Il ghigno rimase immutato, ma lo sguardo del padrone della città
non avvezzo al sarcasmo divenne duro e tagliente. E decise di raffreddare
immediatamente la sfrontatezza di quel ragazzo: - Mio nipote è
figlio di Jedi. Voglio che venga istruito.
Luke non gli diede la soddisfazione di farsi sorprendere da una tale
notizia, e si limitò ad un laconico - Davvero? - mentre molte,
moltissime domande gli affollavano la mente. Un figlio di Jedi sopravvissuto
alla strage... Un altro! Si era sempre chiesto se lui e Leia erano gli
ultimi, come gli era stato detto dai suoi maestri, e probabilmente questo
era ancora molto giovane, e ciò avrebbe semplificato moltissimo
l'addestramento, e.... buon Dio, non ci sperava più... ma non
poteva permettersi di esporsi così con Khelai. Anzi, più
i minuti passavano, meno si fidava di lui.
Continuò nel suo bluff: - Erano molti gli Jedi che avevano una
famiglia e dei figli: era prevedibile che qualcuno di essi sia sopravvissuto.
Sicuramente sono anche in discreto numero, ma non si azzardano ancora
ad uscire allo scoperto. Ed è comprensibile, dopo le persecuzioni
dell'Imperatore.
- Può darsi, può darsi. Ma nessuno di loro è figlio
di Jasiah Neah Forceheir.
Quel nome fu come un fulmine a ciel sereno. Forceheir era diventato
sinonimo di coraggio, eroismo, giustizia da generazioni: quella famiglia
vantava tra i più valorosi Jedi della storia, e quasi tutti erano
morti in combattimento. L'Imperatore naturalmente aveva tentato di corrompere
anche loro, sarebbero stati eccellenti alleati: ma nessuno aveva ceduto
al Lato Oscuro. Tutti i Forceheir catturati avevano scelto la morte,
a differenza di...
- Jasiah Neah aveva sposato mia sorella - continuò Kheilai -
ed alla loro morte mi sono occupato io del ragazzo.
- Che cosa è successo, esattamente? - Le cronache riportavano
pochissime notizie su Jasiah Forceheir, un inizio promettente costellato
di brillanti missioni ed eccezionali risultati nell'approccio alle Vie
della Forza (come tutti si aspettavano dall'erede di una tale tradizione)

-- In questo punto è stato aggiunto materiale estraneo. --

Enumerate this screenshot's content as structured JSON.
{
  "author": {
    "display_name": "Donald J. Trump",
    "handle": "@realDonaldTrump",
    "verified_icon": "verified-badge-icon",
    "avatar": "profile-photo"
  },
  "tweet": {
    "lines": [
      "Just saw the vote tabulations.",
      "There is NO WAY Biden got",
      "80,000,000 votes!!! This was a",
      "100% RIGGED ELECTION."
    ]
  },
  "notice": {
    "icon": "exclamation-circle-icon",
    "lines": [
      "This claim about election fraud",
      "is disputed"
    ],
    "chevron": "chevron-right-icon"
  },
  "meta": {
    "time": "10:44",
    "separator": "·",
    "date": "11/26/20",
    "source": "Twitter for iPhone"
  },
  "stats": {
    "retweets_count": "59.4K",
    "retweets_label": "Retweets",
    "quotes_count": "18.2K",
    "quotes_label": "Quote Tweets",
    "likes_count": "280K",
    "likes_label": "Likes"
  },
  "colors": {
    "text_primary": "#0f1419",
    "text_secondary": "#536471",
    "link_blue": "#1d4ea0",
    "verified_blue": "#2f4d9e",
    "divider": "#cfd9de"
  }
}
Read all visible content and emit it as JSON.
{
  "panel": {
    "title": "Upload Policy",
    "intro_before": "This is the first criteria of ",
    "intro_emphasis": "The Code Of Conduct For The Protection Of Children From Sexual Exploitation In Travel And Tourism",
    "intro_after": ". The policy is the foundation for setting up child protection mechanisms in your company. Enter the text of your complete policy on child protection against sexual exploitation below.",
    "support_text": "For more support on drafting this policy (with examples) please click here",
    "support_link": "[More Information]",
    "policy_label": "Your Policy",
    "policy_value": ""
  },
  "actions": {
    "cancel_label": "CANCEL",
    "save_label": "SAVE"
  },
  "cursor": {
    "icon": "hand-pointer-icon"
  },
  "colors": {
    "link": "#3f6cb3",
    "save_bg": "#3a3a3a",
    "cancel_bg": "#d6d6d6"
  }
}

e poi il silenzio. Come se fosse scomparso nel nulla.
- Un banalissimo incidente. Si erano conosciuti per caso, e lui aveva
lasciato tutto per venire da lei. E poi, forse, qui si sentiva più
tranquillo che in mezzo alla guerra... Non si può certo dargli
torto! Avevano tutta la vita davanti, e il destino ce li ha voluti portar
via. Che tragedia...
Luke lo guardò con la coda dell'occhio. Non credeva ad una sola
parola, tranne che alla presenza del figlio dei Forceheir. Riusciva
a distinguere ora quella sensazione che lo aveva accompagnato da quando
era sbarcato su Dotainos Quarto: era come una luce, un debole e timido
raggio di luce soffocato da ombre che cercavano di assorbirlo in se,
prima che potesse imparare a difendersi. Ed era in pericolo.
- Quanti anni ha?
Gli occhi grigi dell'Arconte si illuminarono, accendendo di riflessi
ancor più rossi la sua folta capigliatura, certi di aver ottenuto
ciò che volevano: - Dodici, soltanto dodici - proferì
con ghigno da predatore - Può incontrarlo quando...
- Visto che siamo qui...
- Perfetto! Rages, RAGES! - ordinò rivolto al suo ufficiale -
Benigas razwahi eneda rogai Kristopher-dan! -
Velocemente si diresse verso l'uscita, facendo cenno di seguirlo. Jedi
e droide si lanciarono un'occhiata perplessa, e il primo non poté
fare a meno di mormorare: - Visto, C1? Basta così poco per far
contento un Arconte... - L'altro non fu affatto convinto.
Due
Dita di luce dorata filtravano attraverso le foglie del rampicante cresciuto
sulla pergola a sospensione nel centro del piccolo giardino, e Leia
si stupì delle sfumature che assumevano quando andavano a riflettersi
sulla superficie della bevanda aromatica azzurra dal nome impronunciabile.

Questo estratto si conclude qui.